Black Juice
- First edition
- Author: Margo Lanagan
- Language: English
- Genre: Horror, fantasy, science fiction
- Publisher: Allen and Unwin
- Publication date: 2004
- Publication place: Australia
- Media type: Print (paperback)
- Pages: 222
- ISBN: 1741145015

= Black Juice =

Collected short stories by Margo Lanagan

Black Juice is the first collection of short stories by Australian writer Margo Lanagan. It was released in paperback by Allen and Unwin in 2004, and features the author's widely anthologised short story "Singing My Sister Down", which won the 2005 World Fantasy Award for Best Short Story.

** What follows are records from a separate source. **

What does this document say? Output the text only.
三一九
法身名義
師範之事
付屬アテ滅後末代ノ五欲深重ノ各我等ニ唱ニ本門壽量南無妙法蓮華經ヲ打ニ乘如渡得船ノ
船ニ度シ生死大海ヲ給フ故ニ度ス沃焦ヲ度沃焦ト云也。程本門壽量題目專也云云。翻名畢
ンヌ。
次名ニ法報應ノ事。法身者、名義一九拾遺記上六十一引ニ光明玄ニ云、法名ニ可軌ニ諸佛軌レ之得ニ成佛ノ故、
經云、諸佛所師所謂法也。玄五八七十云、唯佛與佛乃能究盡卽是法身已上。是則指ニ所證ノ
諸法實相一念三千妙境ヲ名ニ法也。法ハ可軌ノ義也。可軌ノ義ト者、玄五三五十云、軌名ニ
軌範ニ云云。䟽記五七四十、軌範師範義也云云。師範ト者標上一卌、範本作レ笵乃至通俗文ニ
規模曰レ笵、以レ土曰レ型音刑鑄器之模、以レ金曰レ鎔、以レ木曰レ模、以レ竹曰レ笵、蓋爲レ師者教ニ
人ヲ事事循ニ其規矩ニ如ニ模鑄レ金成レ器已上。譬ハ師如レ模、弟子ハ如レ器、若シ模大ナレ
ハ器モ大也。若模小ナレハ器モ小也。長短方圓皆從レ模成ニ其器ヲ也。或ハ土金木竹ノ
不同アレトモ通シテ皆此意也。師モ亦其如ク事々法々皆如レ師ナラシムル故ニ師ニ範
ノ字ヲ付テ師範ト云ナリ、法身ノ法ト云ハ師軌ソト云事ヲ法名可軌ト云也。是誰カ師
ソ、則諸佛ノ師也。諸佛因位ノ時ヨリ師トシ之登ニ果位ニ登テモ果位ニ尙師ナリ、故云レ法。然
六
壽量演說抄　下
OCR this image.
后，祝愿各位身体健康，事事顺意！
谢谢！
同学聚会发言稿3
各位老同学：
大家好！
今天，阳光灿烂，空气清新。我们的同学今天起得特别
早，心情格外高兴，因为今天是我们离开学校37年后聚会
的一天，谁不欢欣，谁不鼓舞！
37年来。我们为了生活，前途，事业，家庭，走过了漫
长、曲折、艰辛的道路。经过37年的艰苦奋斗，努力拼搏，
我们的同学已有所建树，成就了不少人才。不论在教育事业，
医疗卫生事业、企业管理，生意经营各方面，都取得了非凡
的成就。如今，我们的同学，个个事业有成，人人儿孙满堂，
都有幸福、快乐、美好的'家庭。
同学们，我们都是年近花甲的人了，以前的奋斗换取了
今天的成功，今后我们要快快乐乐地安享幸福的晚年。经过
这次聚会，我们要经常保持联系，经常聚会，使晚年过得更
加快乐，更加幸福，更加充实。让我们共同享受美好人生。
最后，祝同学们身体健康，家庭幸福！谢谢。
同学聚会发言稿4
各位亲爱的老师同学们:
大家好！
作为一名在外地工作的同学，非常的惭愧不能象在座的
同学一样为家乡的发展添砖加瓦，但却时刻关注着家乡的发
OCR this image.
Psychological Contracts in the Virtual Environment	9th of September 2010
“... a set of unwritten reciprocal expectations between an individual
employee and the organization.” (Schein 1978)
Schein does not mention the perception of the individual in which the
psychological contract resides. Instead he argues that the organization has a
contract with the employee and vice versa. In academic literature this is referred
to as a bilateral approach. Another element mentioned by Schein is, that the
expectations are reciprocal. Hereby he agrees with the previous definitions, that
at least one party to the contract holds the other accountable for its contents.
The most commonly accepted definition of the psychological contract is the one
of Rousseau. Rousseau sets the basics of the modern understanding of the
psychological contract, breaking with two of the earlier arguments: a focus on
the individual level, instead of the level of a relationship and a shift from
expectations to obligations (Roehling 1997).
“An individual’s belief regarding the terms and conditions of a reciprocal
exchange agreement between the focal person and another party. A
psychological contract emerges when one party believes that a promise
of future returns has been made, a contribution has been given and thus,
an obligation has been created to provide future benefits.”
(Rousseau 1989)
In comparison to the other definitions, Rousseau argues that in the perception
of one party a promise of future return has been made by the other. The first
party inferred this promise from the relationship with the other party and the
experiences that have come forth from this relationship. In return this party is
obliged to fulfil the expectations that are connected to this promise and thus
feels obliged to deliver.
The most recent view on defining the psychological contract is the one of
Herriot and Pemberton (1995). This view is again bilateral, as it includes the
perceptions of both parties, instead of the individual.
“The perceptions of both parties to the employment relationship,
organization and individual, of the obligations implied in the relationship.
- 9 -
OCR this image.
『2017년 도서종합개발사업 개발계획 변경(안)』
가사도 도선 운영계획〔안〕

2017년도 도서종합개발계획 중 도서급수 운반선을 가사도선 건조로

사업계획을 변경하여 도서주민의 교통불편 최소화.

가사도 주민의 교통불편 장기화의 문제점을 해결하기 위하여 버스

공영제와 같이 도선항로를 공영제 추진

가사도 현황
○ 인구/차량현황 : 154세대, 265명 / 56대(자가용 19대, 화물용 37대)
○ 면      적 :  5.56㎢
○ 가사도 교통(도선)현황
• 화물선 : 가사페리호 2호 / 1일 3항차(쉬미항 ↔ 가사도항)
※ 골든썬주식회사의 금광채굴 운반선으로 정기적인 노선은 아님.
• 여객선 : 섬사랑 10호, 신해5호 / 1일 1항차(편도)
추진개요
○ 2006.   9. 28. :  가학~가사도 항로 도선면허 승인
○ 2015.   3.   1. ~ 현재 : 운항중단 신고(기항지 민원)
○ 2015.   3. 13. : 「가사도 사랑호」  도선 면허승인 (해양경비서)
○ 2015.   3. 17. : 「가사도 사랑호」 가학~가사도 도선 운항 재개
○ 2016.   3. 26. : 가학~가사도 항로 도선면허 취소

The collection includes 10 original short stories by the author that fall into the fantasy, science fiction, horror and young adult genres. It won the 2004 Victorian Premier's Prize for Writing for Young Adults, and the 2005 World Fantasy Award for Best Collection.

==Contents==
- "Singing My Sister Down" – winner of World Fantasy Award, Ditmar Award, and Aurealis Award
- "My Lord's Man"
- "Red Nose Day"
- "Sweet Pippit"
- "House of the Many"
- "Wooden Bride"
- "Earthly Uses"
- "Perpetual Light"
- "Yowlinin"
- "Rite of Spring"

==Awards==

- 2004 Victorian Premier's Prize for Writing for Young Adults – winner
- 2004 Queensland Premier's Literary Awards — Best Young Adult Book – shortlisted
- 2005 World Fantasy Award for Best Collection – winner
- 2005 Ditmar Award Best Collected Work – winner
- 2005 The Courier-Mail Book of the Year Award – shortlisted
- 2005 New South Wales Premier's Literary Awards — Christina Stead Prize for Fiction – shortlisted
- 2006 Michael L. Printz Award for Excellence in Young Adult Literature – honour book

==Critical reception==
- Colin Greenland in The Guardian called the stories "remarkable, luminous, mysterious", and concluded that "In Lanagan's hands the implications of words and phrases, the meanings folded into them, balloon out into landscapes as complex and interrelated and hence indeterminate as life itself: life in Indonesia or New South Wales, the past or the future or anywhere."